In fact, with so many more people working in individual and isolated workplaces the challenges of supporting a fully distributed work environment are far greater than they have ever been. In spite of the rapid development of supportive technologies, measuring and monitoring distributed workers and connecting them with the organization and each other are still achingly difficult tasks for both first-line supervisors and the workers themselves.

So it was with great pleasure and even relief that I recently came across Remote Work Revolution: Succeeding from Anywhere (Harper Collins, 2021), by Harvard Business School Professor Tsedal Neeley. The book, published in March, is built on a solid foundation of research that pre-dates the covid-19 pandemic by many years.

Neeley has been studying remote work and remote workers for a long time; in this important book she provides evidence-based data and guidelines for ensuring both organizational success and individual achievement.

I particularly like the way she has organized the book chapters around a series of compelling questions, including:
• “How Can We [Re]Launch to Thrive in Remote Work?”
• “How Can I Trust Colleagues I Barely See in Person?”
• “Can My Team Really Be Productive Remotely?”
• “How Should I Use Collaborative Tools in Remote Work?”
• “How Can My Global Team Succeed Across Differences?”
and my favourite:
• “What Do I Really Need to Know About Leading Virtually?”

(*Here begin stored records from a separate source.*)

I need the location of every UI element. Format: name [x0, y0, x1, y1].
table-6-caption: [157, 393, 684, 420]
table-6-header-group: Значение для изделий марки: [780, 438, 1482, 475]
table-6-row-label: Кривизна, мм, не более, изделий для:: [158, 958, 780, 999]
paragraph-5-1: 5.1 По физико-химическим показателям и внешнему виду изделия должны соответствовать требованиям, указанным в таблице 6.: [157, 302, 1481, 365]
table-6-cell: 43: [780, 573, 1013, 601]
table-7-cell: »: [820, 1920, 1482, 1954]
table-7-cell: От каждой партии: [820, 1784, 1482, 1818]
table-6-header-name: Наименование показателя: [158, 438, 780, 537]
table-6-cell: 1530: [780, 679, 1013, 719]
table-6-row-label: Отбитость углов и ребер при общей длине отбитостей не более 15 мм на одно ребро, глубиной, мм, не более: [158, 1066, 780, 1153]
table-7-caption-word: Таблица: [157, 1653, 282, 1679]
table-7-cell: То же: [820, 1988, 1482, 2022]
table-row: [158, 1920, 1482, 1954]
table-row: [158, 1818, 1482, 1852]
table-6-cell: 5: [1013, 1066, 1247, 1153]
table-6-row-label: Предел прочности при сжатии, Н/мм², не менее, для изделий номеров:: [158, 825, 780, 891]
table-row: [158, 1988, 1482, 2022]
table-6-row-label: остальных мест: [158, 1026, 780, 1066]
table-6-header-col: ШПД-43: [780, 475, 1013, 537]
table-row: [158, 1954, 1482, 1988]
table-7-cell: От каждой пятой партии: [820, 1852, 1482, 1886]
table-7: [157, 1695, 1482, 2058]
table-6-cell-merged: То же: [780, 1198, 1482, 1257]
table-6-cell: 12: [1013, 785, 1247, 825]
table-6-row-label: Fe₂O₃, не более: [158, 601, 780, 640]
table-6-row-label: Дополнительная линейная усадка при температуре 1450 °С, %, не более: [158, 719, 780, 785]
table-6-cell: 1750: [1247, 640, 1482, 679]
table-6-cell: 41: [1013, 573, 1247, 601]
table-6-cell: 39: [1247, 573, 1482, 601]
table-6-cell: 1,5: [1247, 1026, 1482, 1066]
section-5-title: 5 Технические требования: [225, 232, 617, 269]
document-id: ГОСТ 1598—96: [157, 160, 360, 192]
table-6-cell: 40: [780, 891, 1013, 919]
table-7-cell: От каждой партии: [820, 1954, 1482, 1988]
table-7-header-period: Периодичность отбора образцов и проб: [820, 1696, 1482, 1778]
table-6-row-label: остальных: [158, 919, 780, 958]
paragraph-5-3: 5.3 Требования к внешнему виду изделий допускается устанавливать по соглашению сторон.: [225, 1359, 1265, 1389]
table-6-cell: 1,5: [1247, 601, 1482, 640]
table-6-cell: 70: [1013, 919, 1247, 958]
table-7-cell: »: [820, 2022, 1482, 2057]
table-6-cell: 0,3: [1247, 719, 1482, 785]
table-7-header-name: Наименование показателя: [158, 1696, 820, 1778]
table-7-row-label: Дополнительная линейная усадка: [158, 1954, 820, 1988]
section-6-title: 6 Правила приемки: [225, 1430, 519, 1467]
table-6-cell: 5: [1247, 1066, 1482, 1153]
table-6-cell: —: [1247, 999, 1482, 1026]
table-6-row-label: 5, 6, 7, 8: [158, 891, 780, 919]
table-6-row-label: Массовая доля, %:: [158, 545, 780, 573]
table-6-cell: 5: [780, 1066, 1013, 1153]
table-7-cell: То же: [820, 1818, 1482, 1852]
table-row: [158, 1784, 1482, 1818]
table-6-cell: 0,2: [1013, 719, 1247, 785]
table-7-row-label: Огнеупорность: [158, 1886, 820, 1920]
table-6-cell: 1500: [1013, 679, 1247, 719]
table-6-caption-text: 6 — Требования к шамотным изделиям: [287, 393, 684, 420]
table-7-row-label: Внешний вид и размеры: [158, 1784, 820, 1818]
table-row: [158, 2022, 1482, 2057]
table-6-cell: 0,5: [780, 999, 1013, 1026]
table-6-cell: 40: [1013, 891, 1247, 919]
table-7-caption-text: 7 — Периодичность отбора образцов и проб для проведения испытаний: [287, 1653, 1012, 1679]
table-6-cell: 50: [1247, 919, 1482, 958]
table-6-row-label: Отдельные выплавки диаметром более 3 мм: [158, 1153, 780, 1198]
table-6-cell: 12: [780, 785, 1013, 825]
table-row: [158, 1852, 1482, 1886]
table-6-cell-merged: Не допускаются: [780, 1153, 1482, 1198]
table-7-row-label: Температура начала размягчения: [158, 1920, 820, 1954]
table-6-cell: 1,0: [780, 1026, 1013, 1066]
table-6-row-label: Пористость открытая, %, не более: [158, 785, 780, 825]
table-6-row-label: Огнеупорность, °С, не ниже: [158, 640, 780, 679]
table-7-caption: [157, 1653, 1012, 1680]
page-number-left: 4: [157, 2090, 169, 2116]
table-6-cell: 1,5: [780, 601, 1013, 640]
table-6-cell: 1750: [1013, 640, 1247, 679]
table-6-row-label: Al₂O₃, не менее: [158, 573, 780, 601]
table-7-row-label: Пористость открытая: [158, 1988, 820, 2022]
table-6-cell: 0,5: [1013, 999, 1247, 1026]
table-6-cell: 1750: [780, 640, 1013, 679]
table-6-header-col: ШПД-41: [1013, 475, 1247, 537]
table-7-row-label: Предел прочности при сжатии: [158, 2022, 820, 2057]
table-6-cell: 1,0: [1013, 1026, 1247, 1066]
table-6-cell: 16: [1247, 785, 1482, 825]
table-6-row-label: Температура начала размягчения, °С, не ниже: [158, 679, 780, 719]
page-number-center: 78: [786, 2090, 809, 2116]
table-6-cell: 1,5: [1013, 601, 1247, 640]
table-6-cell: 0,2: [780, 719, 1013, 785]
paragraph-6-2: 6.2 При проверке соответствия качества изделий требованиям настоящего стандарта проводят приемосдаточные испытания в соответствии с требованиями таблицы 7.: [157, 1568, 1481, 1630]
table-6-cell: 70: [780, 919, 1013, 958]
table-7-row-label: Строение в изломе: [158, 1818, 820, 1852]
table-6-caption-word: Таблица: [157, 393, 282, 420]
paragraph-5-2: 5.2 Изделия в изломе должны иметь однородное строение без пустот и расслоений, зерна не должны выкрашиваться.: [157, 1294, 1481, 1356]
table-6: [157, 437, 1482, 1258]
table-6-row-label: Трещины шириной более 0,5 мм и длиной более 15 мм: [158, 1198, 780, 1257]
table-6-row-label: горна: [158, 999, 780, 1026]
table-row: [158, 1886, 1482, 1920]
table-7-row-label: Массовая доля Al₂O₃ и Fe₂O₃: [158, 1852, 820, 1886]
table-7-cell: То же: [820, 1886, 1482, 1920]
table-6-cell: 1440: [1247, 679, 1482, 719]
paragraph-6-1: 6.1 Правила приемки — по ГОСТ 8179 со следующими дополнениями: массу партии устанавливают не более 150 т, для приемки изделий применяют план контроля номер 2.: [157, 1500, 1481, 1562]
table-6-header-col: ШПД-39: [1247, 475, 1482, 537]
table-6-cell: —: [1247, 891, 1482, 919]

It should be obvious that this book is a must-have resource for anyone who is responsible for remote workers, distributed teams, and a workforce that is widely dispersed and rarely co-located.  And isn’t that every manager these days?

Tesdal Neeley is the Naylor Fitzhugh Professor of Business Administration at the Harvard Business School. She leads the Leadership and Organizational Behaviour required course in the MBA program at Harvard, and she is also the author of The Language of Global Success, an award-winning book about the power of strong cultures in multinational organizations.

If you need to know how to leverage the new world of distributed work, read this book. It is written for practitioners with easy-to-grasp analyses and, more importantly, common-sense advice for succeeding. The book ends with an “Action Guide” that enables you to develop a focused tactical plan for your own organization. That alone is worth the price of the book.